# Barcelona Aire



## Arizona (May 9, 2005)

Is this the only Aire in Barcelona? Has anyone stayed there? Is it safe & secure?

There is a fully serviced camping car parking at the entrance of Barcelona (Ronda Litoral Exit 24 Diagonal Mar) that for just 17 Euros per day you can have your camping car secured. The area is called the Forum.

I got it of the Barcelona.com website. 

Many thanks

Arizona


----------



## Photag (May 27, 2008)

Stayed there last year. It is safe and secure with bus service into the city


----------



## Arizona (May 9, 2005)

That's great, thank you. Do you remember what bus and where in the city it goes from? My husband is flying in the evening I plan to park up with the children and has to find us! 

Regards

Arizona


----------



## Photag (May 27, 2008)

Shall look through my notes, but please don't hold your breath.

regards,guyH


----------



## Photag (May 27, 2008)

*camp site nr Barcelona*

http://www.barcelonayellow.com/bcn/accommodation/camping-barcelona/Ttres-estrellas

This page will give you details on bus service , etc


----------



## babyrhino (Oct 19, 2006)

We stayed there in 2007 for a three day stop in Barcelona (you need that long to do it justice!).

It's just an area at one end of a large lorry park (the front end) but marked off for motorhomes with hook up, water, disposal etc. in a built up area so it depends what you are used to staying on. However, within about five minutes walk is a Metro station - El Maresme Forum - that takes you right into the heart of the city very quickly for not much money. Can't remember what we paid but I think we got a three day ticket.

In these big cities we always tend to get the two day open top bus ticket (usually about 18 euro one day and 21 for two or something like that.) First day just sit on it and go all the way round and get your bearings about what you want to see and where it is. Second day do the hop on and hop off bit at your chosen spots.

Barcelona is probably our number one European city so far but Seville was close behind if you are ever further over that way.
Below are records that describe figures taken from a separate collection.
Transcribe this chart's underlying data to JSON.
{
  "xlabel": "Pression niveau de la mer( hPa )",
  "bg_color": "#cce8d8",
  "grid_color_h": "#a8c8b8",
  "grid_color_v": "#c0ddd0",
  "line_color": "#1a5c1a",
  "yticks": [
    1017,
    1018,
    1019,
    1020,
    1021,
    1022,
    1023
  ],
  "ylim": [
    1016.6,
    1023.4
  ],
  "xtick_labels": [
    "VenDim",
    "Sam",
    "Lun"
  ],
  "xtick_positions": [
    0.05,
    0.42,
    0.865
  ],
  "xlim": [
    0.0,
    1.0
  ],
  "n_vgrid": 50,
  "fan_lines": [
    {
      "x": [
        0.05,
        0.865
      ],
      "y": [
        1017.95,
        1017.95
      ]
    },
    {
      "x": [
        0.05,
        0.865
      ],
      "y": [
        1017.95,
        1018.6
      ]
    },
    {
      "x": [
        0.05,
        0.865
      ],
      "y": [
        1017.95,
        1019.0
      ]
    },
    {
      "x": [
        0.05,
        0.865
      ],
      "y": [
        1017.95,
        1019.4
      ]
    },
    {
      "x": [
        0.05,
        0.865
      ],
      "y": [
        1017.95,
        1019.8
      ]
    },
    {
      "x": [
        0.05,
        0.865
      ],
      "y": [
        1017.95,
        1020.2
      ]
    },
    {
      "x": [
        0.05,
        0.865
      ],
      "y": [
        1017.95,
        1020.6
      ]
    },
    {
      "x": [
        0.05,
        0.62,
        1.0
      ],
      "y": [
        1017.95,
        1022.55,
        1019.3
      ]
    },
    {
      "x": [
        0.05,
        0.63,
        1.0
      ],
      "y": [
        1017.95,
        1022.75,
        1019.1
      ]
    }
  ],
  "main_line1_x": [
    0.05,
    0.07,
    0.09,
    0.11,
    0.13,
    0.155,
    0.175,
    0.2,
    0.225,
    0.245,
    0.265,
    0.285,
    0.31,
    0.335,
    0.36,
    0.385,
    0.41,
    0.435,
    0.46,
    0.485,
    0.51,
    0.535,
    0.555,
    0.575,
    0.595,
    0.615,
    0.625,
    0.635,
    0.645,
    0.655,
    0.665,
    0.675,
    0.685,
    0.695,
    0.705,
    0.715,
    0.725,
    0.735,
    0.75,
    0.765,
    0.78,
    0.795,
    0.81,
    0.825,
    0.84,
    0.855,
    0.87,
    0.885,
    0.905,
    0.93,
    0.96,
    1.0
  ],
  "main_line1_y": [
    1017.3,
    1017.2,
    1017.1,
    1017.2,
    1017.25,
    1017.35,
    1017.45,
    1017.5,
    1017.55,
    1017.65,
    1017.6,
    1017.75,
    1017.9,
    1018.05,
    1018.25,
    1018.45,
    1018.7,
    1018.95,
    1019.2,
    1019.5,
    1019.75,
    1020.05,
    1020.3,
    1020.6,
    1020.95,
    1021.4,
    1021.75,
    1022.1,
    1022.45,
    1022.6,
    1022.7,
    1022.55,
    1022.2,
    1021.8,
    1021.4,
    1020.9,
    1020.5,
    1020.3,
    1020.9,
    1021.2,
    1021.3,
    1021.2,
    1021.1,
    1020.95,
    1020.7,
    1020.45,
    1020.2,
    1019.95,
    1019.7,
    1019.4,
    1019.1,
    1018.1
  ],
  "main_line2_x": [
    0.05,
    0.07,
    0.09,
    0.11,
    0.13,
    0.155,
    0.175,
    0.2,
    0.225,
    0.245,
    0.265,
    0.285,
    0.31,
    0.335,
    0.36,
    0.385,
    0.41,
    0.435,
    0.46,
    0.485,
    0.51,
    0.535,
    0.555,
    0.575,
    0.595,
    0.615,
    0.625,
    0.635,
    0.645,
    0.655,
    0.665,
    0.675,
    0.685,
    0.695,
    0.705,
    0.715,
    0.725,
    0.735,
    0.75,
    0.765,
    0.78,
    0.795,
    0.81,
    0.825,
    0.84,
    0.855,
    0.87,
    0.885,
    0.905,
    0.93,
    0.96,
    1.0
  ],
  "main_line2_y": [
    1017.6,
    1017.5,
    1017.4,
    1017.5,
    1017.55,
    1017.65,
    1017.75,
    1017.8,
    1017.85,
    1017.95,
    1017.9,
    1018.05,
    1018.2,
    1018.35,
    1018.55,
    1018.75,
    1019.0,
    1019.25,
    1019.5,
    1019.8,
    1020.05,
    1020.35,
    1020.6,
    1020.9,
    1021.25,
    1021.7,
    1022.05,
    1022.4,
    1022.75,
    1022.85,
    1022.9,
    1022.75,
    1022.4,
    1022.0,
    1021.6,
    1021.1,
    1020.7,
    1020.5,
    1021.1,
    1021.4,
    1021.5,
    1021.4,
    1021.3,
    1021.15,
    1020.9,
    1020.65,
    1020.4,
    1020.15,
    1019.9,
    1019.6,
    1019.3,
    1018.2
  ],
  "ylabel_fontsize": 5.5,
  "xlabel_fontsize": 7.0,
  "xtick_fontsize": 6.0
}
Mind you, we have dozens left to do so who knows which is best!

Regards

Brian


----------



## havingfun (Oct 31, 2007)

*barcelona aire*

hi,

we stopped there in april,now gone up to 30 euro,s,but we thought it was well worth the money,because you are only five min,s from the tram into the city,you can walk down the front,would take you about 35mins to the start of la rambia,and behind the parking is the sea,and the beach.

it really is only a large lorry park,but the showers were piping hot,and of course there is toilets,etc,and the guys on the gate were really helpful. when we were there, about another 15 vans overnighted.

just be careful what time you park,because its for 24 hours,not per day,we got there in the early evening,had the evening in the city,and the following day,went all over on the tram,back for 6pm,cup of coffee and out of the gate with 10 mins to spare.............

mags


----------



## aivlys (May 1, 2005)

We did Barcelona a couple of years back, thoroughly enjoyed it but we stayed about an hour out of the city with a bus service just outside the campsite. Interestingly we were able to get on the bus as we were the 1st stop into town but the closer we got to the town the bus became quite full, refusing to stop to pick up any more passengers. The bus only ran once per hour so potentially, the closer you are to the town the less likely you are to be able to get the bus. We went in August so it would have been a peak time. Watch out for the gypsies near the Olympic stadium, they were very nice but managed to relieve us of our money without our knowing it until some 2 hours later when we stopped for lunch. Hope you have a nice time.


----------